Dass es gleichzeitig an vielen Ecken der Welt längst ganz viele Künstler und auch Künstlerinnen gab, die sehr eigenständige Versionen der Moderne entwickelten und praktizierten, zeigt "museum global", Teil der gleichnamigen Bundeskulturstiftungsinitiative, zu der auch Ausstellungen wie "Hello World" im Hamburger Bahnhof in Berlin und "A Tale of Two Worlds" im Museum für Moderne Kunst Frankfurt am Main gehörten.

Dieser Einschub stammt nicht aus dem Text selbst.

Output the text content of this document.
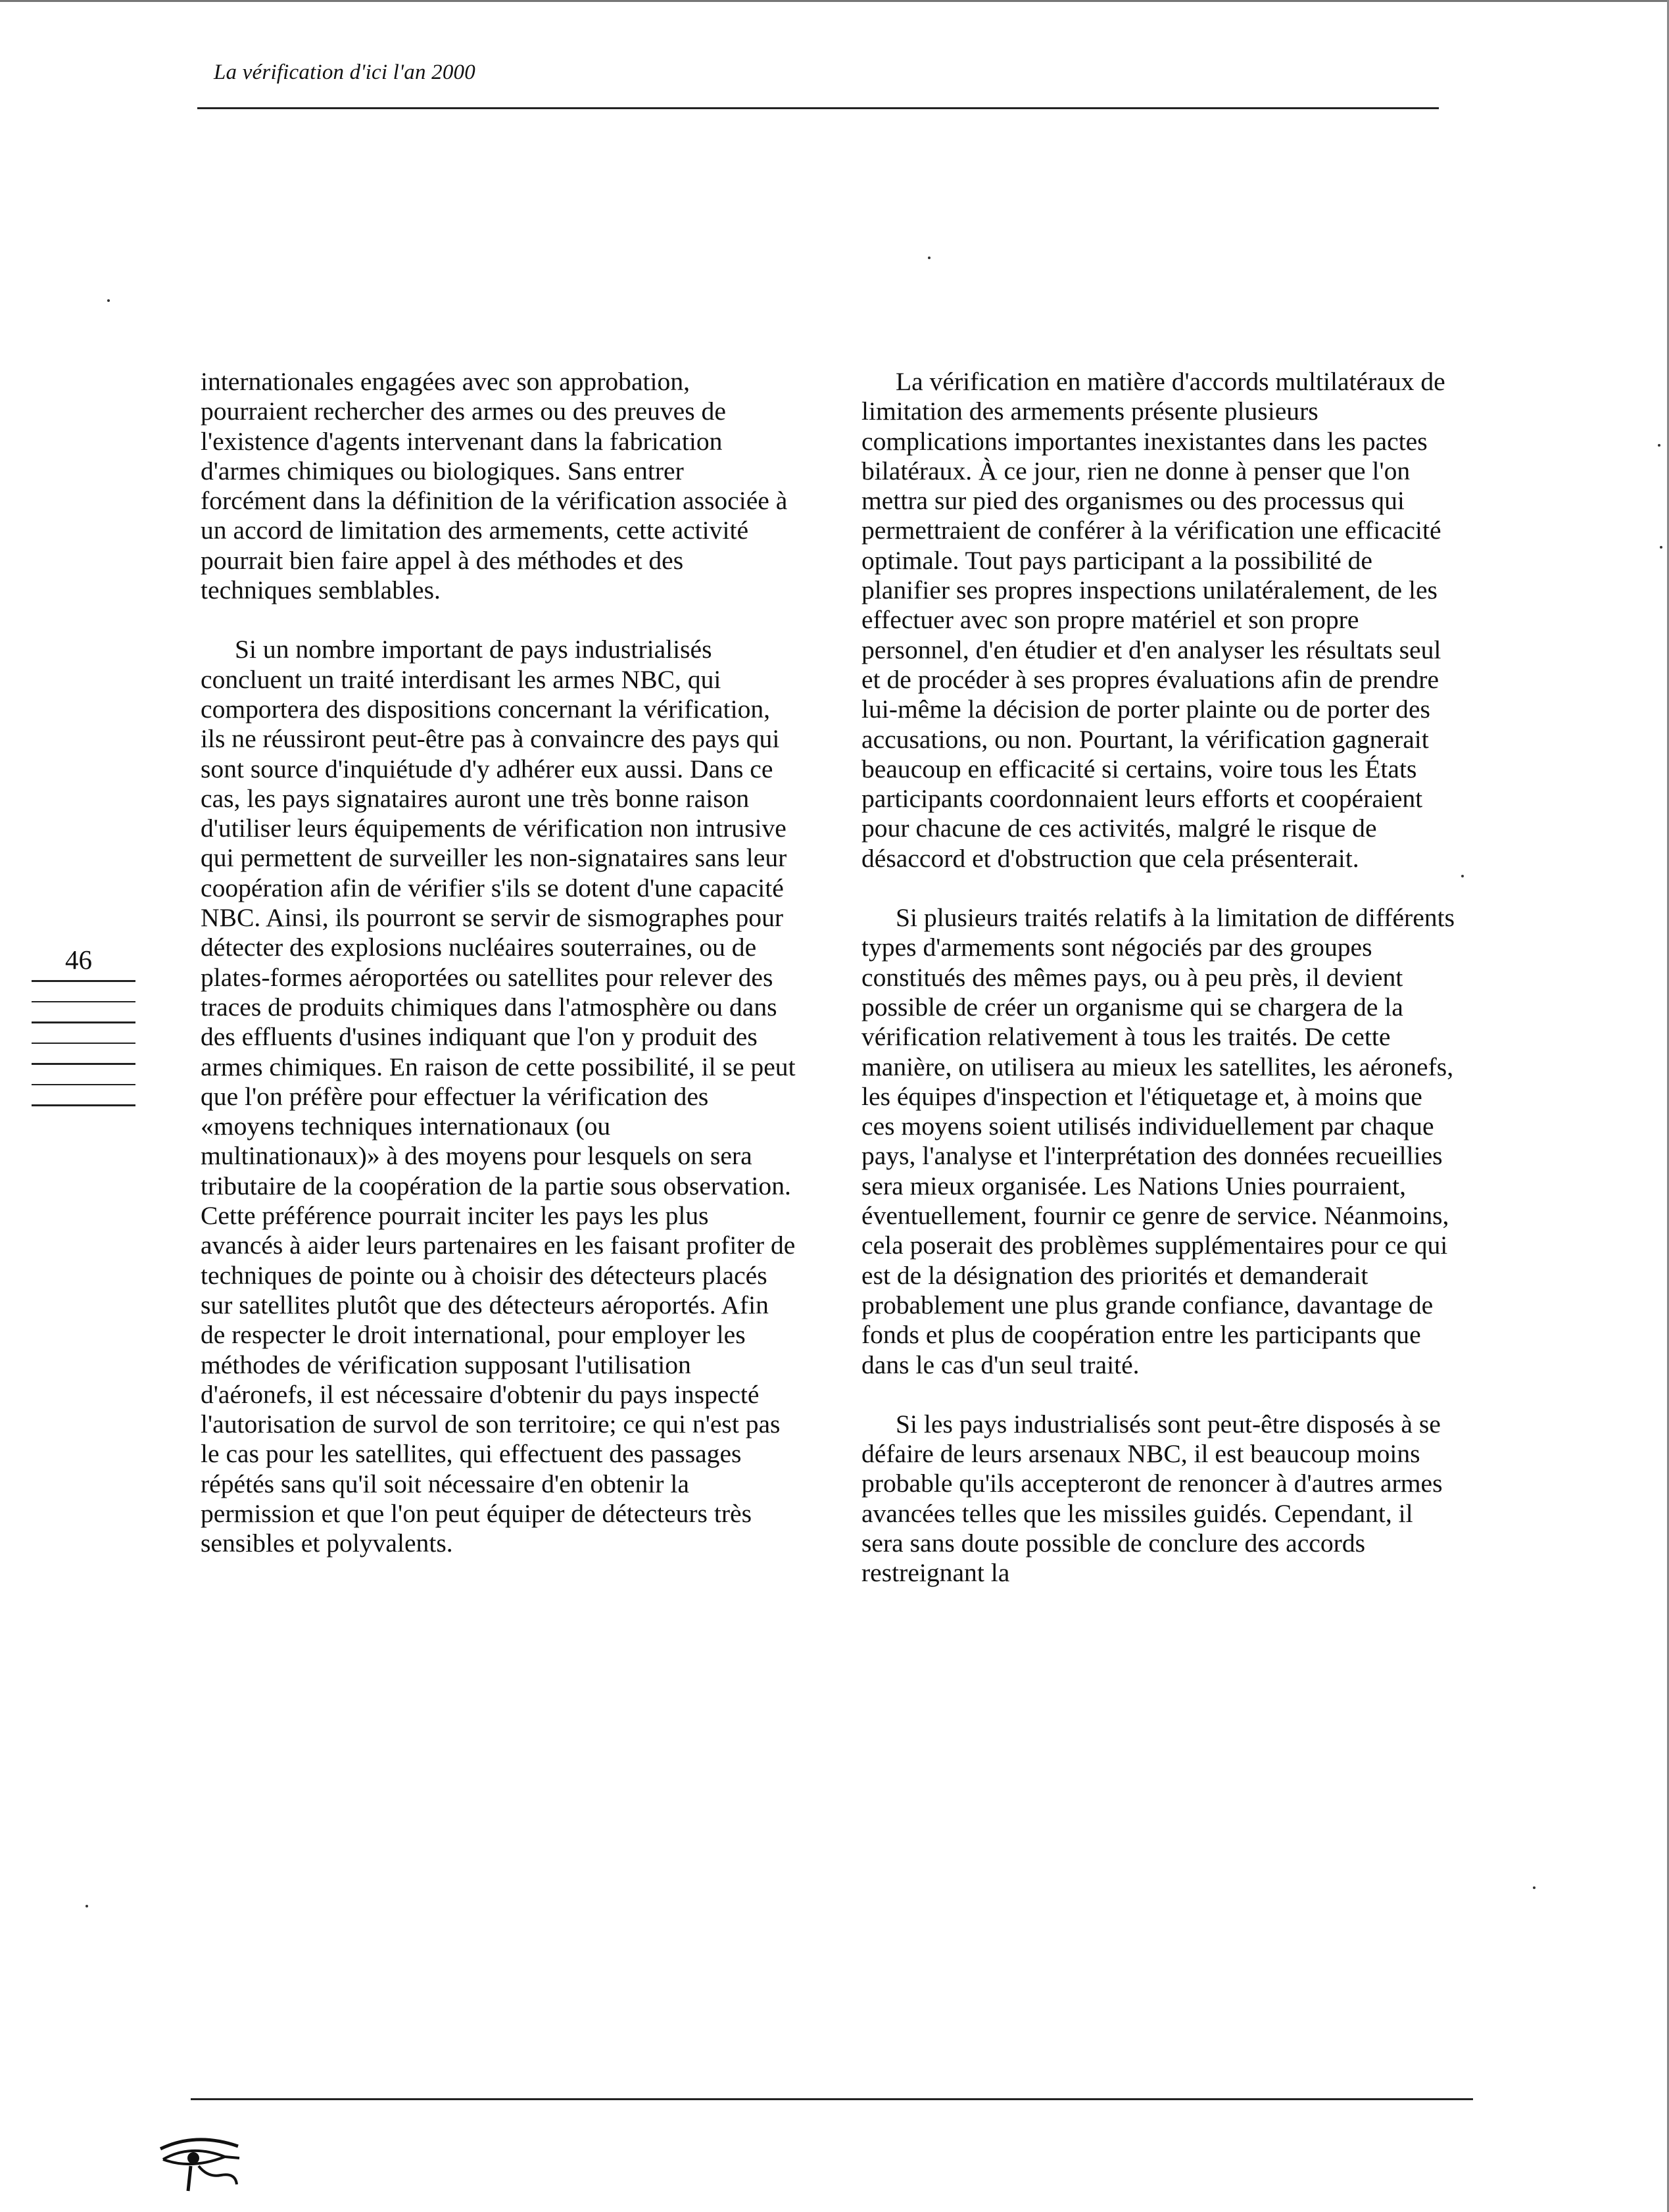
La vérification d'ici l'an 2000
46

internationales engagées avec son approbation, pourraient rechercher des armes ou des preuves de l'existence d'agents intervenant dans la fabrication d'armes chimiques ou biologiques. Sans entrer forcément dans la définition de la vérification associée à un accord de limitation des armements, cette activité pourrait bien faire appel à des méthodes et des techniques semblables.

Si un nombre important de pays industrialisés concluent un traité interdisant les armes NBC, qui comportera des dispositions concernant la vérification, ils ne réussiront peut-être pas à convaincre des pays qui sont source d'inquiétude d'y adhérer eux aussi. Dans ce cas, les pays signataires auront une très bonne raison d'utiliser leurs équipements de vérification non intrusive qui permettent de surveiller les non-signataires sans leur coopération afin de vérifier s'ils se dotent d'une capacité NBC. Ainsi, ils pourront se servir de sismographes pour détecter des explosions nucléaires souterraines, ou de plates-formes aéroportées ou satellites pour relever des traces de produits chimiques dans l'atmosphère ou dans des effluents d'usines indiquant que l'on y produit des armes chimiques. En raison de cette possibilité, il se peut que l'on préfère pour effectuer la vérification des «moyens techniques internationaux (ou multinationaux)» à des moyens pour lesquels on sera tributaire de la coopération de la partie sous observation. Cette préférence pourrait inciter les pays les plus avancés à aider leurs partenaires en les faisant profiter de techniques de pointe ou à choisir des détecteurs placés sur satellites plutôt que des détecteurs aéroportés. Afin de respecter le droit international, pour employer les méthodes de vérification supposant l'utilisation d'aéronefs, il est nécessaire d'obtenir du pays inspecté l'autorisation de survol de son territoire; ce qui n'est pas le cas pour les satellites, qui effectuent des passages répétés sans qu'il soit nécessaire d'en obtenir la permission et que l'on peut équiper de détecteurs très sensibles et polyvalents.

La vérification en matière d'accords multilatéraux de limitation des armements présente plusieurs complications importantes inexistantes dans les pactes bilatéraux. À ce jour, rien ne donne à penser que l'on mettra sur pied des organismes ou des processus qui permettraient de conférer à la vérification une efficacité optimale. Tout pays participant a la possibilité de planifier ses propres inspections unilatéralement, de les effectuer avec son propre matériel et son propre personnel, d'en étudier et d'en analyser les résultats seul et de procéder à ses propres évaluations afin de prendre lui-même la décision de porter plainte ou de porter des accusations, ou non. Pourtant, la vérification gagnerait beaucoup en efficacité si certains, voire tous les États participants coordonnaient leurs efforts et coopéraient pour chacune de ces activités, malgré le risque de désaccord et d'obstruction que cela présenterait.

Si plusieurs traités relatifs à la limitation de différents types d'armements sont négociés par des groupes constitués des mêmes pays, ou à peu près, il devient possible de créer un organisme qui se chargera de la vérification relativement à tous les traités. De cette manière, on utilisera au mieux les satellites, les aéronefs, les équipes d'inspection et l'étiquetage et, à moins que ces moyens soient utilisés individuellement par chaque pays, l'analyse et l'interprétation des données recueillies sera mieux organisée. Les Nations Unies pourraient, éventuellement, fournir ce genre de service. Néanmoins, cela poserait des problèmes supplémentaires pour ce qui est de la désignation des priorités et demanderait probablement une plus grande confiance, davantage de fonds et plus de coopération entre les participants que dans le cas d'un seul traité.

Si les pays industrialisés sont peut-être disposés à se défaire de leurs arsenaux NBC, il est beaucoup moins probable qu'ils accepteront de renoncer à d'autres armes avancées telles que les missiles guidés. Cependant, il sera sans doute possible de conclure des accords restreignant la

Die Düsseldorfer Schau, die über mehrere Jahre von einem großen Kuratorenteam vorbereitet worden ist, maßt sich keinen allumfassenden Blick auf die globale Moderne an. Stattdessen geht sie das Thema anhand exemplarischer "Mikrogeschichten" an, denen jeweils ein Ausstellungskapitel gewidmet ist. Es beginnt in Tokio, wo der Maler Yorozu Tetsugorō 1912 als Abschlussbild seines Studiums an der Kunstakademie in Tokio eine im Gras liegende "Nackte Schönheit" (1912) malt, die aussieht, als sei sie von Ernst Ludwig Kirchner – dessen orientalisierendes "Mädchen unter Japanschirm" (1909)
aus der Kunstsammlung NRW sich vis-à-vis wiederfindet.

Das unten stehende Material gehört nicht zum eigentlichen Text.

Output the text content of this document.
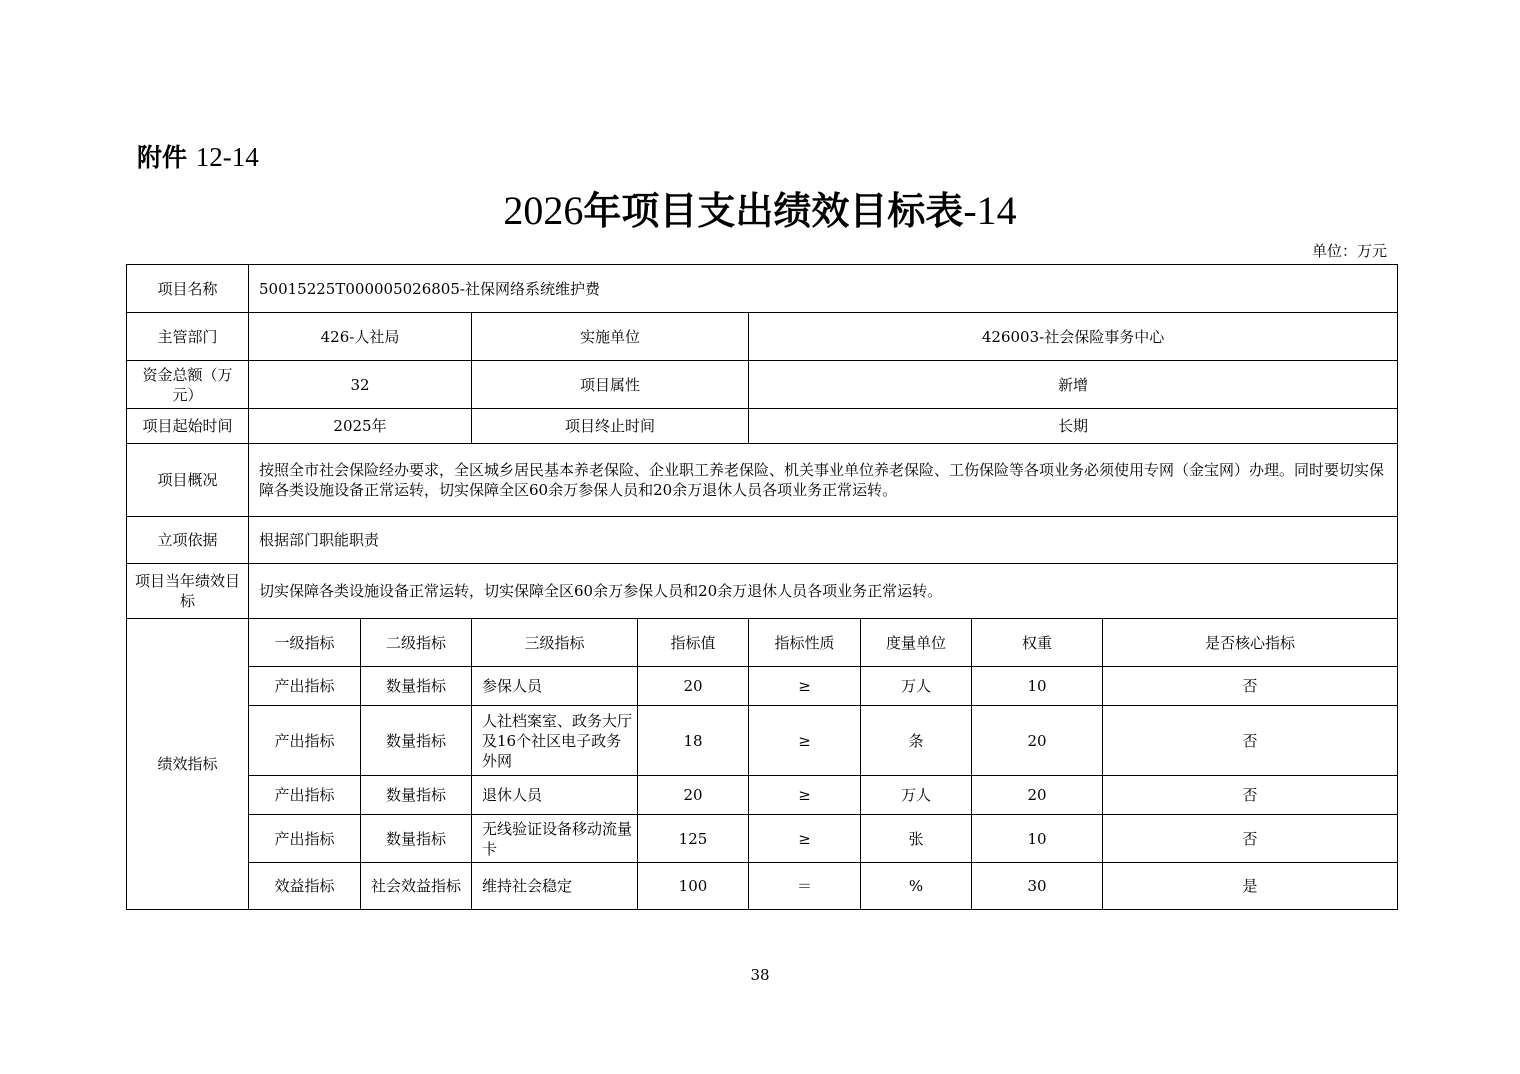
附件 12-14
2026年项目支出绩效目标表-14
单位：万元
项目名称	50015225T000005026805-社保网络系统维护费							
主管部门	426-人社局		实施单位		426003-社会保险事务中心			
资金总额（万元）	32		项目属性		新增			
项目起始时间	2025年		项目终止时间		长期			
项目概况	按照全市社会保险经办要求，全区城乡居民基本养老保险、企业职工养老保险、机关事业单位养老保险、工伤保险等各项业务必须使用专网（金宝网）办理。同时要切实保障各类设施设备正常运转，切实保障全区60余万参保人员和20余万退休人员各项业务正常运转。							
立项依据	根据部门职能职责							
项目当年绩效目标	切实保障各类设施设备正常运转，切实保障全区60余万参保人员和20余万退休人员各项业务正常运转。							
绩效指标	一级指标	二级指标	三级指标	指标值	指标性质	度量单位	权重	是否核心指标
	产出指标	数量指标	参保人员	20	≥	万人	10	否
	产出指标	数量指标	人社档案室、政务大厅及16个社区电子政务外网	18	≥	条	20	否
	产出指标	数量指标	退休人员	20	≥	万人	20	否
	产出指标	数量指标	无线验证设备移动流量卡	125	≥	张	10	否
	效益指标	社会效益指标	维持社会稳定	100	＝	%	30	是
38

Das Ausstellungskapitel macht plausibel, dass man hier nicht von Kopien sprechen kann, sondern von wechselseitigen Einflüssen: Menschen, Zeitschriften und Bilder reisten damals zwischen Europa und Japan hin und her und ver­änderten die Kunstsprachen an beiden Orten.

In São Paulo fand man derweil eine neue Begrifflichkeit für das Verhältnis von Alter und Neuer Welt, das von Ausbeutung und Kolonialismus geprägt war: Anthropophagie. Wie bei den Menschenfressern sollte Brasilien sich nach Meinung des Schriftstellers Oswald de Andrade die verschiedensten kulturellen Einflüsse einverleiben und daraus eine moderne brasilianische Identität formen. Mit dem surrealen Gemälde "Antropophagie" von de Andrades Lebensgefährtin Tarsila do Amaral kann die Ausstellung eines der faszinierendsten Werke der Moderne zeigen: Vor üppiger Dschungelfauna verschmelzen dort zwei abstrahierte Körper, eine riesige weibliche Brust springt dem Betrachter ins Gesicht.

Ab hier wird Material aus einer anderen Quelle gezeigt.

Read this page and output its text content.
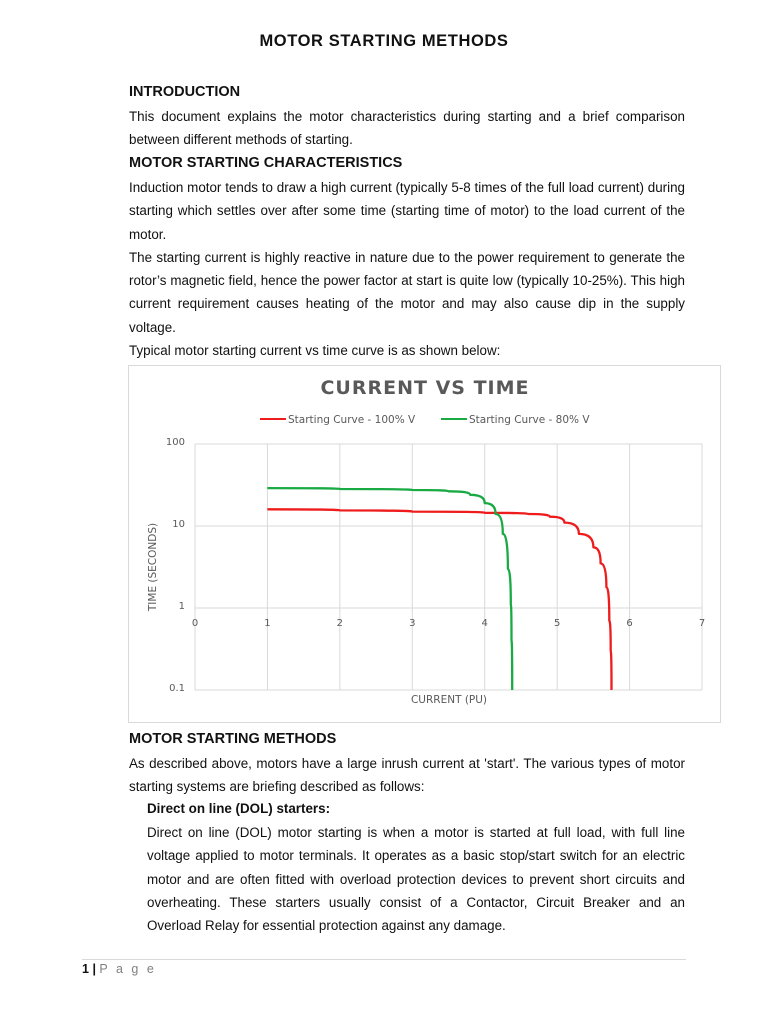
MOTOR STARTING METHODS
INTRODUCTION

This document explains the motor characteristics during starting and a brief comparison between different methods of starting.

MOTOR STARTING CHARACTERISTICS

Induction motor tends to draw a high current (typically 5-8 times of the full load current) during starting which settles over after some time (starting time of motor) to the load current of the motor.

The starting current is highly reactive in nature due to the power requirement to generate the rotor’s magnetic field, hence the power factor at start is quite low (typically 10-25%). This high current requirement causes heating of the motor and may also cause dip in the supply voltage.

Typical motor starting current vs time curve is as shown below:

CURRENT VS TIME
Starting Curve - 100% V	Starting Curve - 80% V
100
10
1
0.1
0	1	2	3	4	5	6	7
CURRENT (PU)
TIME (SECONDS)
MOTOR STARTING METHODS

As described above, motors have a large inrush current at 'start'. The various types of motor starting systems are briefing described as follows:

Direct on line (DOL) starters:

Direct on line (DOL) motor starting is when a motor is started at full load, with full line voltage applied to motor terminals. It operates as a basic stop/start switch for an electric motor and are often fitted with overload protection devices to prevent short circuits and overheating. These starters usually consist of a Contactor, Circuit Breaker and an Overload Relay for essential protection against any damage.

1 | P a g e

Die Ausstellung stellt noch einige Persönlichkeiten vor, von Lasar Segall, dem aus Vilnius stammenden jüdischen Chronisten der Flüchtlingswellen des Zweiten Weltkriegs, bis zu der blendend schönen Inderin Amrita Sher-Gil, die sich während ihres kurzen Lebens von der Pariser Akademiemalerin und Bohemienne zur Wegbereiterin einer eigenständigen indischen Moderne entwickelte. Deren Werke werden jeweils angedockt an Arbeiten aus der Sammlung, formale oder auch biografische Parallelen werden sichtbar: So führt ein Porträt Amedeo Modiglianis von Diego Rivera, das sich überraschenderweise in der Sammlung befindet, in die mexikanische Avantgarde der 30er-Jahre ein.

Der Epilog ist wieder dem Kanon vorbehalten, wie der Gründungsdirektor der Kunstsammlung Werner Schmalenbach ihn sah. Und plötzlich sieht man seine nordamerikanisch und männlich dominierte Moderne nicht mehr universell, sondern als eine Erzählung unter vielen.